You would think, then, that 1935 would've been a real bummer of a year for the Joliot-Curie family, watching Chadwick win a Nobel Prize that could've been theirs, had they correctly interpreted their results. Luckily for them, though, in the intervening three years they had done the work that would secure them their own prize, in Chemistry, that very same year. In 1934 they showed that the same sort of experiments that produced the neutrons they might've discovered, namely bombarding light elements with alpha particles, also produced unstable isotopes of other elements. They demonstrated that they could make radioactive nitrogen from boron, radioactive phosphorus from aluminum, and radioactive silicon from magnesium.
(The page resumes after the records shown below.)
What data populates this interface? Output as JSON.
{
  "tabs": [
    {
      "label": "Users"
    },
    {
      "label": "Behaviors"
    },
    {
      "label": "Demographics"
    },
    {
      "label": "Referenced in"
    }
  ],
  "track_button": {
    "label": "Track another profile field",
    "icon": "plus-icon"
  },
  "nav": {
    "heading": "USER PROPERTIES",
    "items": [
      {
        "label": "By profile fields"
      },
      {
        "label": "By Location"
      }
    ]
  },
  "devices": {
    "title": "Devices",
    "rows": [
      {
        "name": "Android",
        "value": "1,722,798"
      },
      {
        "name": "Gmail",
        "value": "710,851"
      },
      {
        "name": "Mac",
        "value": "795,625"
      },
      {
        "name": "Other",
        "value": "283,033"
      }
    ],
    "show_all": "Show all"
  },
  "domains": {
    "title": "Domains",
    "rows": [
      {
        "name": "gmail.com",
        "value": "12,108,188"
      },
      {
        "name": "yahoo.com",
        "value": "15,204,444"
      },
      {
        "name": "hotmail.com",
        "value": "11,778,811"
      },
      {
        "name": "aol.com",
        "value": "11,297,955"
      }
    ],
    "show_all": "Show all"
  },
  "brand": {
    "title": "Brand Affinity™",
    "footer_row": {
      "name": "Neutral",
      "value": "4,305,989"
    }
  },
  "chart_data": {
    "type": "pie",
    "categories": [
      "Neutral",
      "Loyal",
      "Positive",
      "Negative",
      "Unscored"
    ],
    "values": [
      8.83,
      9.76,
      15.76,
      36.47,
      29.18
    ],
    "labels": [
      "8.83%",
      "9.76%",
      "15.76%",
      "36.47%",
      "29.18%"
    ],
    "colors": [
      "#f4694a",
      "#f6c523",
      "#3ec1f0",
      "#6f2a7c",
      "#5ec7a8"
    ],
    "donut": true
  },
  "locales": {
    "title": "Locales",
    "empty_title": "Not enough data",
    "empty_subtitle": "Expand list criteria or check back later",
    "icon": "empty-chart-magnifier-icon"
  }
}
This discovery of "artificial radioactivity" richly deserved the Nobel Prize they won for it, because it opened a huge range of new experiments. Rather than spending weeks distilling naturally occurring radioactive elements out of pitchblende ore, the way Marie and Pierre Curie had, physicists could use particle bombardment to create new isotopes. Given the right projectile and the right target, you can make almost anything you might care to study. Modern nuclear physics would be impossible without the Joliot-Curie's discovery. And if you like your physics to have practical applications, well, they have that, too: most of the isotopes used in nuclear medicine are manufactured in accelerators, using a version of the Joliot-Curie process.
So, the Joliot-Curies had a fascinating career in science, and probably deserve to be more widely known. As great as their contributions to physics were, the most interesting part of their story might be what came after-- when France fell to the Nazis in 1940, Frédéric stayed in Paris, where he used his physics work as cover for manufacturing radios and chemicals for the french Resistance. Irène was in Switzerland for much of the war, being treated for tuberculosis, but made several trips to Paris to visit her husband and children, eventually taking the children to safety in Switzerland in 1944. The photo I grabbed from Wikimedia for the featured image doesn't have a specific date, just "1940's," and I haven't tried too hard to find a more specific attribution, because it's sort of romantic to imagine that it was taken during one of her wartime visits.
(And, of course, their whole relationship is a good story-- neither appeared especially brilliant as students, and they seemed an unlikely match when he first started working at the Radium Institute. Marie Curie was sufficiently skeptical that she insisted that control of the Institute should pass to Irène alone. It all worked out pretty well, though... Somebody should totally make a movie about these two.)
Anyway, take a moment to celebrate the Joliot-Curies, whose work is essential for everything from basic science to cancer therapy to smoke detectors. They're also a great demonstration of the importance of persistence in science-- if you miss out on your first chance at a Nobel, well, just keep at it, and maybe everything will work out in the end...
A grand story well presented, thank you.